Dr. James Thrall, chair of the American College of Radiology board of chancellors, predicted that research based on the announced priorities will help radiologists eliminate wasteful practices. The results will also help strengthen ACR appropriateness criteria.
"Better comparative effectiveness information will help us become more certain about our recommendations about what imaging is appropriate," he said in an interview.
Gatsonis is encouraged by the head-to-head nature of the imaging-related priorities. He noted that imaging researchers have recently shied away from such practical comparisons because of high costs and complicated infrastructure demands. He hopes that the priority list will lead to a resurgence of such work.
"If you do comparative studies and you show that one modality is diagnostically more accurate than another modality, that is an important type of study to do," he said.
Another CER committee member, Dr. Sean Tunis, director of the Center for Medical Technology Policy in Baltimore, said the 100 priorities may serve as a magnet for private and public funding. Until actual research begins, Tunis expects the list will encourage public skepticism about existing and emerging medical technologies that have not been rigorously evaluated.

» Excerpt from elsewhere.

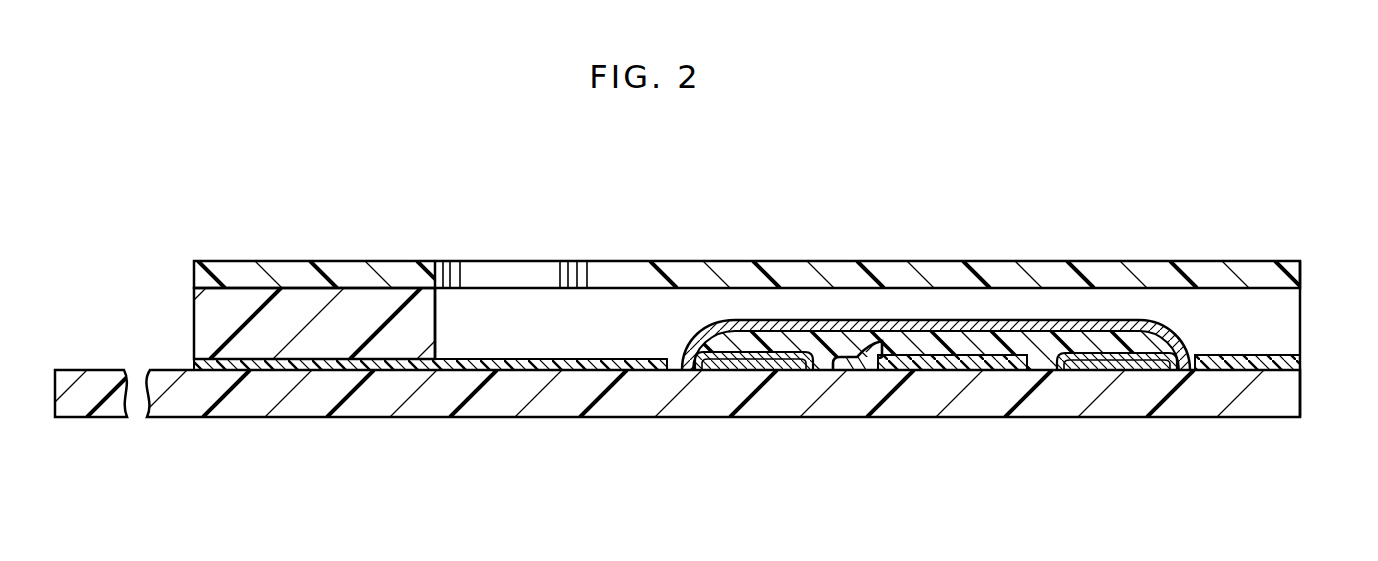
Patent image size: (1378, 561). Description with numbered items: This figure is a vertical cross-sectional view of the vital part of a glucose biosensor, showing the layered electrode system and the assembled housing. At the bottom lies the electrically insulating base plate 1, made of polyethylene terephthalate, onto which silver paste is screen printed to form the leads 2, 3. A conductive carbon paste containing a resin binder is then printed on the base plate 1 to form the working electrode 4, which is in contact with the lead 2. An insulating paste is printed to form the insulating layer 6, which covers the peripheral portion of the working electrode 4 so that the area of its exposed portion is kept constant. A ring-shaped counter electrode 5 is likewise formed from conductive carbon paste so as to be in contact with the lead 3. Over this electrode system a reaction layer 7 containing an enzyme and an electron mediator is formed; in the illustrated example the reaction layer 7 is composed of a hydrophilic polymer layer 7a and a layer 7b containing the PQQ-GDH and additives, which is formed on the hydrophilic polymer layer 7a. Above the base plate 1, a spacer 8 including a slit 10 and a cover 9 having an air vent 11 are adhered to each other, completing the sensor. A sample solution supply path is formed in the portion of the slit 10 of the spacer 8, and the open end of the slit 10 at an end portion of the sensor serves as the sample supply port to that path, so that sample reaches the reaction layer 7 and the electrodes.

Recommended projects were organized in quartiles to indicate their priority ranking. Imaging related projects include the following:
First quartile
Second quartile
Third quartile
Fourth quartile
Many imaging-related themes on the list have already been covered by ACRIN, according to Dr. Mitchell Schnall, executive director of the network. Its comparative studies include digital versus film-screen mammography, chest radiography versus CT for lung cancer screening, optical colonoscopy versus CT colonography, and a planned comparison of CT and MR for imaging hepatocellular carcinoma.
"This is something that has always been on our radar screen. But when we see it displayed so prominently as a national priority, we want to pay extra special attention to it," he said.
Though it is too early to pitch for specific projects, Schnall expressed interest in the priority covering the diagnosis, staging, and monitoring of cancer patients with PET, MRI, and CT because of ACRIN's experience with cancer-related imaging applications. Gatsonis noted that this priority is so broad that it will probably spawn numerous projects.
CER could help nuclear physicians strengthen their base in the medical literature covering PET, according to Dr. Michael Graham, SNM president. In particular, it could improve upon numerous PET cost-effectiveness studies that have never gained acceptance within the technology assessment community.
"That is what we have to deal with if we are going to see these modalities (PET and SPECT) used appropriately," he said.
Graham is planning on a coordinated approach among molecular imaging researchers to compete for research projects that emerge from the priorities. He envisions a role for the SNM Clinical Trials Network, planning through SNM's PET utilization task force, and interdisciplinary workshops to define how to do CER properly.
The IOM report serves as an important inflection point in the evolution of evidence-based medicine, Tunis said. The former chief medical officer for the Centers for Medicare and Medicaid Services expects the CER priorities to engineer a shift in emphasis from studies that satisfy the curiosity of individual medical researchers to work specifically geared for policy-making.
"It is one thing to talk about comparative effectiveness, as we have for several years. It is another thing to have a list of 100 specific priorities," he said. "These are the things that decision-makers really need to know with certainty."